Nucs are like little colonies complete with a queen, honey, brood (babies), and an assortment of various worker bees. The colony has accepted the queen and it is already established. A nuc hive is inserted into an empty full size hive. The frames are removed from the nuc and placed in the new hive. The nuc has now turned into a regular beehive with plenty of room to grow. In some ways, this is much more appealing than ordering a package. It also has it's disadvantages too. In the end, it is all a matter of personal preference.
As we finally met up with the owner of the apiary and got back into the car to drive to where the nucs were located, I could feel something wet against my arm. Oh for goodness sake, I had forgotten Oyster Cracker's egg from the morning in my pocket. It had now cracked as I climbed in the seat. Amazingly, it had survived the past 12 hours unharmed. I removed my coat and placed it in the back of the SUV. The sun was quickly setting, as we finished up picking up the 5 nucs, wrapping them in mesh bags, and loading up the car. We still had a long drive home. Before, we left, we asked the owner of the apiary if he thought we should wear our veils home. He said, "No, those mesh bags are like Fort Knox, nothing is getting out of there." Boy was he wrong.

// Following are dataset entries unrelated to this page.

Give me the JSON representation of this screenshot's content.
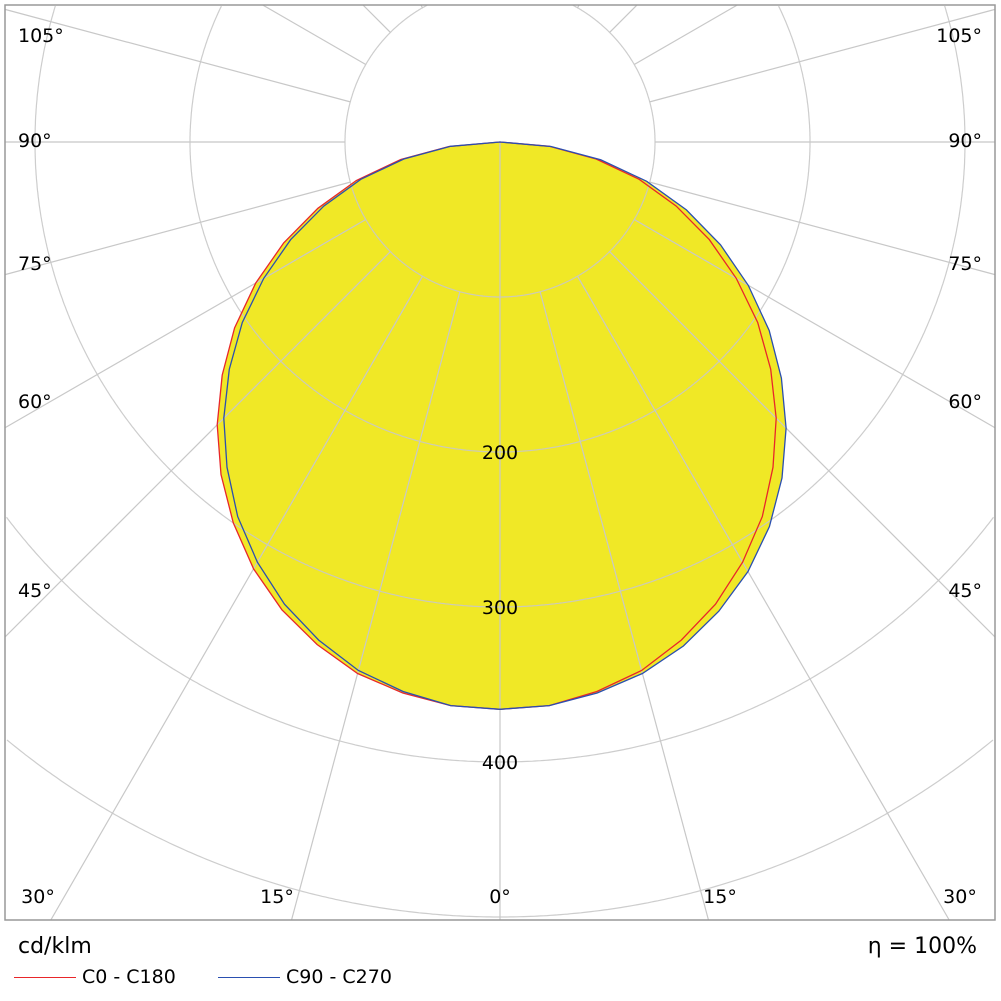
{
  "chart_data": {
    "type": "polar",
    "unit_label": "cd/klm",
    "efficiency_label": "η = 100%",
    "radial_ticks": [
      100,
      200,
      300,
      400,
      500,
      600
    ],
    "radial_tick_labels": [
      "200",
      "300",
      "400"
    ],
    "angle_step": 15,
    "angle_labels": {
      "bottom": [
        "30°",
        "15°",
        "0°",
        "15°",
        "30°"
      ],
      "sides": [
        "45°",
        "60°",
        "75°",
        "90°",
        "105°"
      ]
    },
    "grid": true,
    "fill_color": "#f0e826",
    "angles": [
      0,
      5,
      10,
      15,
      20,
      25,
      30,
      35,
      40,
      45,
      50,
      55,
      60,
      65,
      70,
      75,
      80,
      85,
      90
    ],
    "series": [
      {
        "name": "C0 - C180",
        "color": "#e8262a",
        "left": [
          366,
          365,
          361,
          355,
          345,
          333,
          318,
          300,
          280,
          258,
          234,
          209,
          182,
          154,
          125,
          96,
          65,
          33,
          0
        ],
        "right": [
          366,
          365,
          360,
          353,
          342,
          329,
          313,
          295,
          274,
          252,
          228,
          203,
          176,
          149,
          121,
          93,
          63,
          32,
          0
        ]
      },
      {
        "name": "C90 - C270",
        "color": "#2a4fb0",
        "left": [
          366,
          365,
          360,
          353,
          342,
          329,
          313,
          295,
          274,
          252,
          228,
          203,
          176,
          149,
          121,
          93,
          63,
          32,
          0
        ],
        "right": [
          366,
          365,
          361,
          355,
          346,
          334,
          320,
          303,
          283,
          261,
          237,
          212,
          185,
          157,
          128,
          98,
          66,
          33,
          0
        ]
      }
    ]
  }
}
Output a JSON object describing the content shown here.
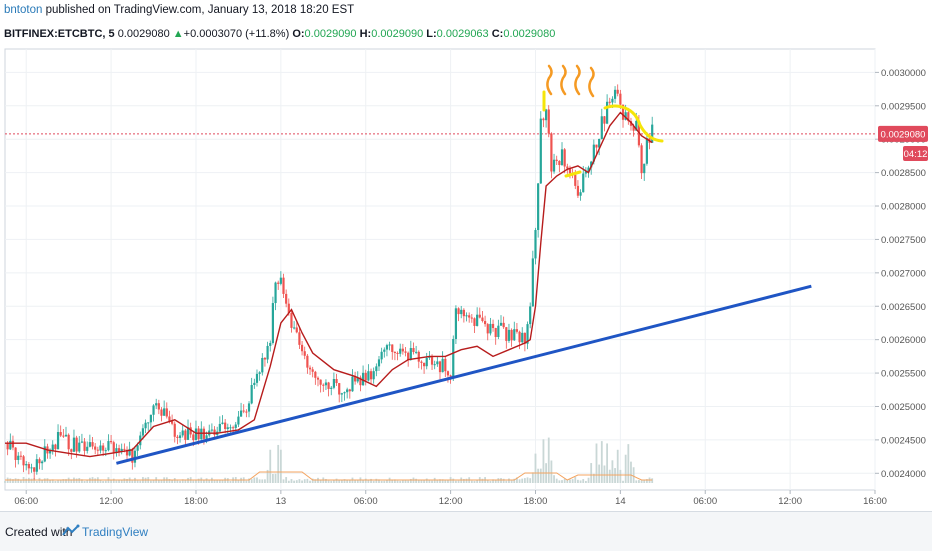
{
  "header": {
    "author": "bntoton",
    "published_text": "published on TradingView.com, January 13, 2018 18:20 EST",
    "symbol": "BITFINEX:ETCBTC, 5",
    "last": "0.0029080",
    "change_arrow": "▲",
    "change": "+0.0003070 (+11.8%)",
    "o_label": "O:",
    "o_value": "0.0029090",
    "h_label": "H:",
    "h_value": "0.0029090",
    "l_label": "L:",
    "l_value": "0.0029063",
    "c_label": "C:",
    "c_value": "0.0029080"
  },
  "price_badge": "0.0029080",
  "time_badge": "04:12",
  "footer": {
    "created_with": "Created with",
    "brand": "TradingView"
  },
  "colors": {
    "up": "#26a69a",
    "down": "#ef5350",
    "ma": "#b71c1c",
    "trendline": "#1f55c4",
    "annot_orange": "#f59a23",
    "annot_yellow": "#f5e50a",
    "badge": "#e04a5c",
    "volume_ma": "#f4a460"
  },
  "chart_data": {
    "type": "line",
    "title": "BITFINEX:ETCBTC, 5",
    "xlabel": "",
    "ylabel": "",
    "x_ticks": [
      "06:00",
      "12:00",
      "18:00",
      "13",
      "06:00",
      "12:00",
      "18:00",
      "14",
      "06:00",
      "12:00",
      "16:00"
    ],
    "y_ticks": [
      "0.0030000",
      "0.0029500",
      "0.0029000",
      "0.0028500",
      "0.0028000",
      "0.0027500",
      "0.0027000",
      "0.0026500",
      "0.0026000",
      "0.0025500",
      "0.0025000",
      "0.0024500",
      "0.0024000"
    ],
    "ylim": [
      0.002375,
      0.003035
    ],
    "grid": true,
    "last_price": 0.002908,
    "series": [
      {
        "name": "",
        "kind": "price",
        "points": [
          [
            0,
            0.002445
          ],
          [
            5,
            0.00241
          ],
          [
            10,
            0.00245
          ],
          [
            15,
            0.002435
          ],
          [
            20,
            0.00244
          ],
          [
            24,
            0.002425
          ],
          [
            28,
            0.00251
          ],
          [
            32,
            0.00246
          ],
          [
            36,
            0.002455
          ],
          [
            40,
            0.00246
          ],
          [
            45,
            0.002485
          ],
          [
            48,
            0.00256
          ],
          [
            50,
            0.0026
          ],
          [
            51,
            0.002695
          ],
          [
            52,
            0.002685
          ],
          [
            54,
            0.00262
          ],
          [
            57,
            0.002565
          ],
          [
            60,
            0.00254
          ],
          [
            63,
            0.00253
          ],
          [
            66,
            0.002535
          ],
          [
            69,
            0.002545
          ],
          [
            72,
            0.0026
          ],
          [
            75,
            0.00258
          ],
          [
            78,
            0.002575
          ],
          [
            81,
            0.002565
          ],
          [
            84,
            0.002555
          ],
          [
            85,
            0.00265
          ],
          [
            87,
            0.00264
          ],
          [
            90,
            0.00262
          ],
          [
            93,
            0.002615
          ],
          [
            96,
            0.002605
          ],
          [
            98,
            0.002605
          ],
          [
            99,
            0.00265
          ],
          [
            100,
            0.00277
          ],
          [
            101,
            0.00292
          ],
          [
            102,
            0.002955
          ],
          [
            103,
            0.00286
          ],
          [
            105,
            0.002875
          ],
          [
            107,
            0.002845
          ],
          [
            108,
            0.00281
          ],
          [
            110,
            0.002865
          ],
          [
            113,
            0.002935
          ],
          [
            115,
            0.002975
          ],
          [
            117,
            0.00293
          ],
          [
            119,
            0.002915
          ],
          [
            120,
            0.002855
          ],
          [
            121,
            0.002895
          ],
          [
            122,
            0.00291
          ]
        ]
      },
      {
        "name": "",
        "kind": "moving_average",
        "points": [
          [
            0,
            0.002445
          ],
          [
            4,
            0.002445
          ],
          [
            8,
            0.002435
          ],
          [
            12,
            0.00243
          ],
          [
            16,
            0.002425
          ],
          [
            20,
            0.00243
          ],
          [
            24,
            0.002435
          ],
          [
            28,
            0.00247
          ],
          [
            32,
            0.00248
          ],
          [
            36,
            0.00246
          ],
          [
            40,
            0.00246
          ],
          [
            44,
            0.002465
          ],
          [
            47,
            0.00248
          ],
          [
            50,
            0.00256
          ],
          [
            52,
            0.002625
          ],
          [
            54,
            0.002645
          ],
          [
            56,
            0.00261
          ],
          [
            58,
            0.00258
          ],
          [
            62,
            0.002555
          ],
          [
            66,
            0.002545
          ],
          [
            70,
            0.00253
          ],
          [
            73,
            0.002555
          ],
          [
            76,
            0.00257
          ],
          [
            80,
            0.002575
          ],
          [
            83,
            0.002575
          ],
          [
            86,
            0.002585
          ],
          [
            89,
            0.00259
          ],
          [
            92,
            0.002575
          ],
          [
            95,
            0.002585
          ],
          [
            98,
            0.002595
          ],
          [
            99,
            0.0026
          ],
          [
            100,
            0.00265
          ],
          [
            101,
            0.002745
          ],
          [
            102,
            0.00283
          ],
          [
            104,
            0.002845
          ],
          [
            106,
            0.002855
          ],
          [
            108,
            0.00286
          ],
          [
            110,
            0.00285
          ],
          [
            112,
            0.002885
          ],
          [
            114,
            0.00292
          ],
          [
            116,
            0.00294
          ],
          [
            118,
            0.002925
          ],
          [
            120,
            0.002905
          ],
          [
            122,
            0.002895
          ]
        ]
      },
      {
        "name": "",
        "kind": "trendline",
        "points": [
          [
            21,
            0.002415
          ],
          [
            152,
            0.00268
          ]
        ]
      }
    ]
  }
}
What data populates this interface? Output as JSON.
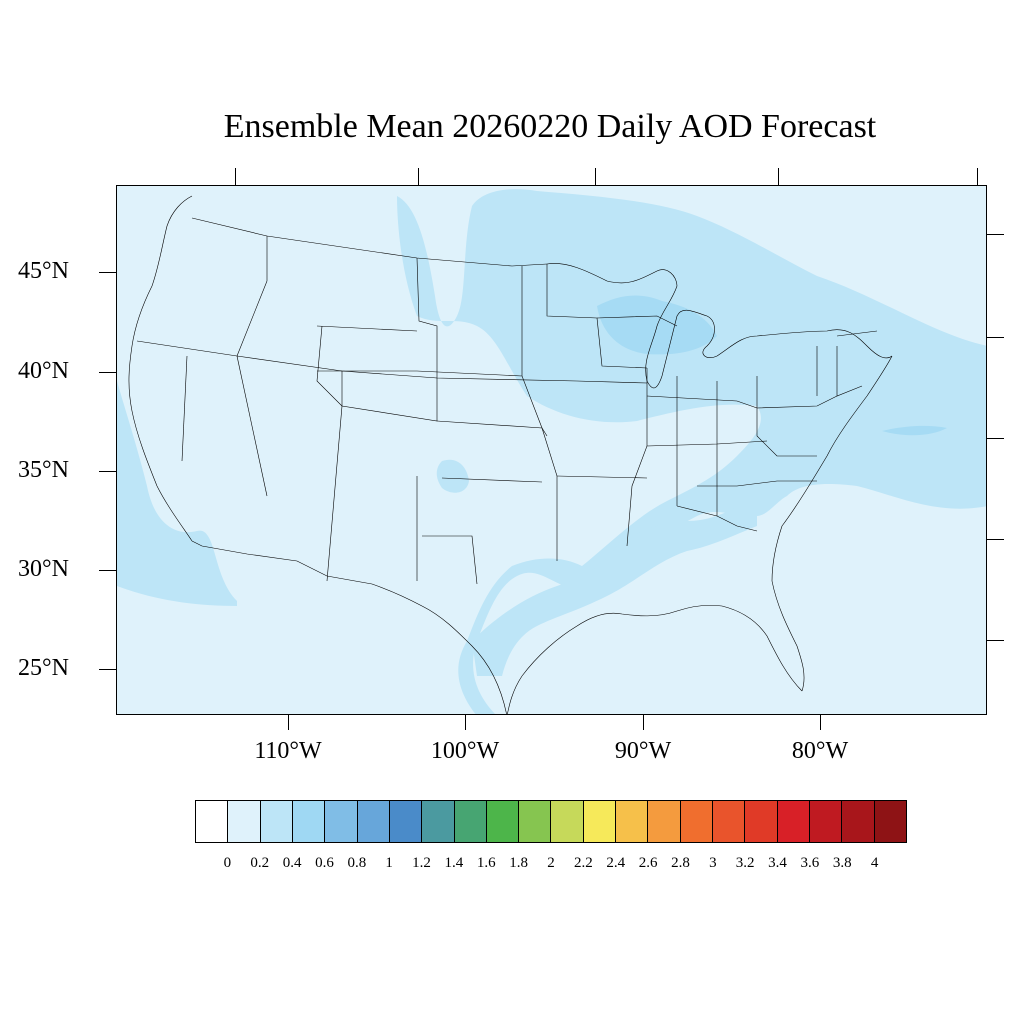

All the way driving home we could hear the bees buzzing in the back. It wasn't until about an hour from home that I could feel something crawling up my leg into my jeans. I tried to ignore it. Maybe I just had the heebee jeebies. Oh, no. It wasn't. A couple of bees were in my pant leg. Calmly and rationally, I exited the highway and pulled into a large brightly lit Lowe's parking lot. I delicately got out of the car and popped the back hatch open with the button up front. Meanwhile, my friend put on her veil and gloves. She quickly took a peek at the nucs. My suspicions were right. Some bees had escaped and three of the mesh bags were filling with bees. I had to get my pants off. So, there we were in the middle of the Lowe's parking lot with my friend gingerly pulling my jeans off. Within a few moments the mission was accomplished. I had not been stung, but I was standing in the middle of the Lowe's parking lot in my shirt and underwear. My pants were full of bees and my coat was full of Oyster Cracker's broken egg.
Thankfully, I had an entire bee suit, so there I was, driving home donning even the veil and gloves. I just wanted to get home. Around 1am, I pulled into my driveway. I was exhausted, but I still had more to do. I grabbed each nuc from the back of my car and placed them each on top of their new hives waiting for them in the yard. The nucs were buzzing. I could feel the bees bouncing against the sides of the nuc boxes. Bees were also filling the mesh bag. All I could think was, what did I get myself into? I carefully slid the nucs out of their "Fort Knox" and then I had to do what I feared the worst - remove the plugs from the nucs to immediately let the bees out. I took a deep breath, and unplugged them. Bees began to emerge from the box. Strangely, they wanted nothing to do with me. I think they were more interested in getting some fresh air. Not one came after me.
I returned to the car and locked it up. I removed my bee keeping suit and placed my jacket covered in dry sticky egg in the wash. I climbed into bed at 1:15am. Somehow, I could not sleep. Even though I was exhausted, I could not wait to wake up and say good morning to my new girls, all 40,000 of them.